- Born: James Ray Cargill II 1949 (age 76–77)
- Occupations: Heir, Cargill
- Spouses: Susan Kelly ​(died 2010)​; Kathy ​(m. 2012)​;
- Children: 2
- Parents: James R. Cargill; Mary Janet Cargill;
- Family: Cargill family

= James R. Cargill II =

American business owner (born 1949)

James Ray Cargill II (born 1949) is an American business owner.

==Biography==
James R. Cargill II is the great-grandson of William Wallace Cargill, the founder of the privately held, globally operating, food corporation Cargill. He has a brother, Austen S. Cargill II, and a sister, Marianne Cargill Liebmann.

He sits on the Board of the Center of the American West at the University of Colorado at Boulder and on the Board of Trustees of the National Air and Space Museum of the Smithsonian Institution.

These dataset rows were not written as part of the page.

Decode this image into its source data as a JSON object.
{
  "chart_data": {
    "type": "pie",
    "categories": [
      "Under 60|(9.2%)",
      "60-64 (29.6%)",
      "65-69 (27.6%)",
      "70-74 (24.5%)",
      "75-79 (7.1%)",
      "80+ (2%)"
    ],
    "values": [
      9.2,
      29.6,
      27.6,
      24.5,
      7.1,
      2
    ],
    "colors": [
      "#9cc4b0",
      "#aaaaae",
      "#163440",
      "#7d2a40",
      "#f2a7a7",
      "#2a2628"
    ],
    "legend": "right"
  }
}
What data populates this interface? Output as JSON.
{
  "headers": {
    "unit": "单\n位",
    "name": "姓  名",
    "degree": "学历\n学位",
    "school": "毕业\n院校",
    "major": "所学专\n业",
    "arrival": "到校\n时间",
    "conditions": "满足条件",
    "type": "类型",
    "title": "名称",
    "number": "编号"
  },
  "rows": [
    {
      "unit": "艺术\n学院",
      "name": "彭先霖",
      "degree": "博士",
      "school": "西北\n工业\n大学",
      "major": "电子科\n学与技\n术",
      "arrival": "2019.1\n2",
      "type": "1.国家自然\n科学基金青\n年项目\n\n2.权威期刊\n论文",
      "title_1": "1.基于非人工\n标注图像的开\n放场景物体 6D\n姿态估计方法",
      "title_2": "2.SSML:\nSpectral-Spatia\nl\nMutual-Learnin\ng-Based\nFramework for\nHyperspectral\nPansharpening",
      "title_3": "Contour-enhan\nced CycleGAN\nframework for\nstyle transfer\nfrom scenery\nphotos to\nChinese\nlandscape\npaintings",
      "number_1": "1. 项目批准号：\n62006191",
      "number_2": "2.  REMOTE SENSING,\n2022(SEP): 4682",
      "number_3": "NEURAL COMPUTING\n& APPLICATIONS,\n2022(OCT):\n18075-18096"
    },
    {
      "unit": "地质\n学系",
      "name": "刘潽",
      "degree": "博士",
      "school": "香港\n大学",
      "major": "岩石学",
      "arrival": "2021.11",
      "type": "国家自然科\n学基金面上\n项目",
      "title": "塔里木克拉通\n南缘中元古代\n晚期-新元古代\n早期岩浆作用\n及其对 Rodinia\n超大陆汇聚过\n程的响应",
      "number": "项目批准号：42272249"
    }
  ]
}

He has donated to the Walker Art Center and the Minneapolis Institute of Art in Minneapolis, Minnesota.

Through the James R. Cargill II Trust, he has owned stock in SolarAttic, a company that uses solar energy to heat swimming-pools.

He lives in Birchwood, Wisconsin and is married with two children. A widower, he married Kathy Cargill (née Pospychalla) in 2012. As of 2019, his estimated net worth is US$4.2 billion.